Norm Provan was Inducted into The Sport Australia Hall of Fame in 2015 as a Athlete Member for the sport of rugby league.
“Sticks” Provan was a key component of one of the greatest winning streaks ever achieved in any elite sport in Australia, St George’s 11 consecutive premierships from 1956 to 1966, playing in the first 10 of them.
A strongly-built (193cm and 99kg) second-row forward who was a non drinking fitness disciple, he started in 1951 and accumulated what is still the club record of 256 first grade games, in which he scored 63 tries and 191 points. He also played for New South Wales 19 times and in 14 tests and two world cup matches for Australia between 1954 and 1960. His representative career was cut short by family priorities and business commitments.
His last game before retirement was the 1965 grand final in which the Dragons beat South Sydney 12-8 in front of 78,065, which is still the Sydney Cricket Ground’s attendance record. He played finals football in 15 consecutive seasons from 1951 and in 11 grand finals, an Australian rugby league record.

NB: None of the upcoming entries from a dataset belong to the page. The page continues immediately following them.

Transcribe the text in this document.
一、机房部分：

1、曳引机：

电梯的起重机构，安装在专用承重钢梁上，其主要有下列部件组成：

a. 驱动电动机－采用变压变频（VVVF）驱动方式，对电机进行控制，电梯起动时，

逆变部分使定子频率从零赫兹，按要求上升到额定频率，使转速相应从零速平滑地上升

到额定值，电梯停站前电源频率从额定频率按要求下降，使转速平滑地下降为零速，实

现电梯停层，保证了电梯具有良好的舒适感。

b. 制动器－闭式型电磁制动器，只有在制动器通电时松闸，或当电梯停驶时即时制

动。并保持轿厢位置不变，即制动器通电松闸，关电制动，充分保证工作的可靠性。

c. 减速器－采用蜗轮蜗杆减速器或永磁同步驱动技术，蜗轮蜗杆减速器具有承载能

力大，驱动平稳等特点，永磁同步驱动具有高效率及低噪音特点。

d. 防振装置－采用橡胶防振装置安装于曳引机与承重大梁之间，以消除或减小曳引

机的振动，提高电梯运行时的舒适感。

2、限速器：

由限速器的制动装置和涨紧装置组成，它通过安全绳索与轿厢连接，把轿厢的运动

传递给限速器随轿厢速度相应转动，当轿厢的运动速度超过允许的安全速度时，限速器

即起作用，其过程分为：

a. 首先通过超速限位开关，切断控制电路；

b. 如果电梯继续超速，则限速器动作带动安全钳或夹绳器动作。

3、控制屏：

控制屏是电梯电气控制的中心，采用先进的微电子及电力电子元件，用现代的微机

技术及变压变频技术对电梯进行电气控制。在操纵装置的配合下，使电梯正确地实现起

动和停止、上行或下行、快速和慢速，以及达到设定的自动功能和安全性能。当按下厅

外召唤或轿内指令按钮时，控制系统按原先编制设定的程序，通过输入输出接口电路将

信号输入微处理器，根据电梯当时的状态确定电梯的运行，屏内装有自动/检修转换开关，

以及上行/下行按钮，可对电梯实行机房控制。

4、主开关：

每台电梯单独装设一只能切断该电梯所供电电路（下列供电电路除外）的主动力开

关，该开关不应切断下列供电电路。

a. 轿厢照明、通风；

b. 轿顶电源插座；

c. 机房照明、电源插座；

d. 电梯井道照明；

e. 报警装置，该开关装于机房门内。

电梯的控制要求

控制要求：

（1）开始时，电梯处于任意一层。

In the modern day it is almost unimaginable that the player-coach role once existed. Provan not only held both jobs at St George from 1962-65 he also took the Dragons to four premierships, winning 66 of 81 matches for a remarkable success rate of 81 per cent. Later, he coached the Dragons again in 1968, Parramatta in 1975 and Cronulla-Sutherland in 1978-79, taking his overall coaching record to 123 wins from 180 matches at 68 per cent. He guided Parramatta to the pre-season Cup, the club’s maiden first-grade title, and to within one game of what would have been its first grand final, while in 1978 Cronulla and Manly drew in the grand-final with Manly winning the playoff three days later. The following year Cronulla went on to win the Amco Cup under Norm’s coaching.
A life member of St George, Provan was named in the second row of the Australian Rugby League and NSW Teams of the Century, Inducted into the Rugby League Hall of Fame and named on a list of Australia’s 100 greatest players.
He was also immortalised in newspaper photographer John O’Gready’s famous photograph of him embracing Western Suburbs captain and dual international Arthur Summons, both of them caked in mud at the end of the 1963 Grand Final. The image, known as The Gladiators, is now perpetuated as the NRL premiership trophy.